Sen. Jay Rockefeller, D-W.Va., said of the Republicans on Tuesday, "In reflecting on nearly 50 years of public service, I can hardly think of a time when a group of lawmakers have acted so recklessly as now.
"Overseeing the operations of our federal government is a profoundly serious responsibility entrusted to Congress by the American people," Rockefeller said. "Today, a very vocal few are abdicating that moral and constitutional responsibility through a vicious campaign to deny health-care coverage to millions of Americans."
Sen. Joe Manchin, D-W.Va., said he is "embarrassed and ashamed of Congress and the unnecessary harm that is being inflicted on our citizens and country."
Manchin said last week that while he opposed the mandate that required people to buy insurance under the Affordable Care Act, he would not vote to shut down the government over it.
"While I continue to have strong concerns about the implementation of the Affordable Care Act and the choices and costs that West Virginians will face, I believe there are aspects of the health-care law that are important to West Virginia's seniors, children, uninsured and those with pre-existing conditions," Manchin said Tuesday.
"Health care for Americans is a serious issue, but I still believe that it should not be part of the budget negotiations that fund our government. The real problem is that we have refused to deal with our budget crisis in a responsible manner."
Reps. Shelley Moore Capito and David B. McKinley, both R-W.Va., voted for a House amendment to postpone implementing the Affordable Care Act, often called "Obamacare." That amendment passed the House, 228-201.
On Tuesday, Capito said, "I am deeply disappointed that September 30th has come and gone without passage of a continuing resolution to keep the federal government open.
"On Monday, I voted for a continuing resolution that would have averted a government shutdown while at the same time ending the special health insurance subsidy provided to members of Congress and providing individual Americans with the same delay that President Obama provided to businesses."

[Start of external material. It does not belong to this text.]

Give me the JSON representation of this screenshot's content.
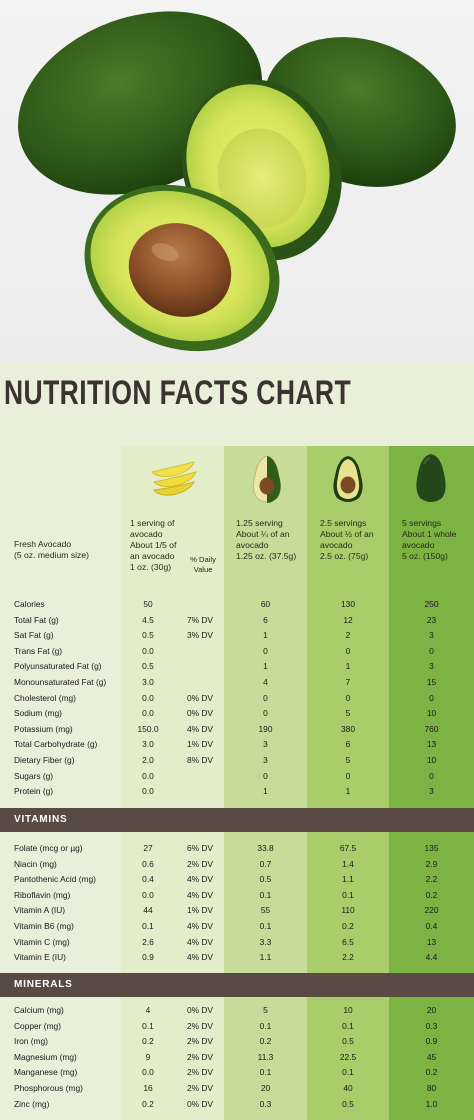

McKinley criticized the Senate on Monday, saying, "The House has offered several, reasonable compromises to prevent Americans from being hurt by Obamacare, but have all been rejected by [Senate Majority Leader] Harry Reid and the Democratic leadership."
Larry Puccio, chairman of West Virginia's Democratic Party, said Tuesday that Capito voted "five times over the last 10 days [for legislation] to shut down the government.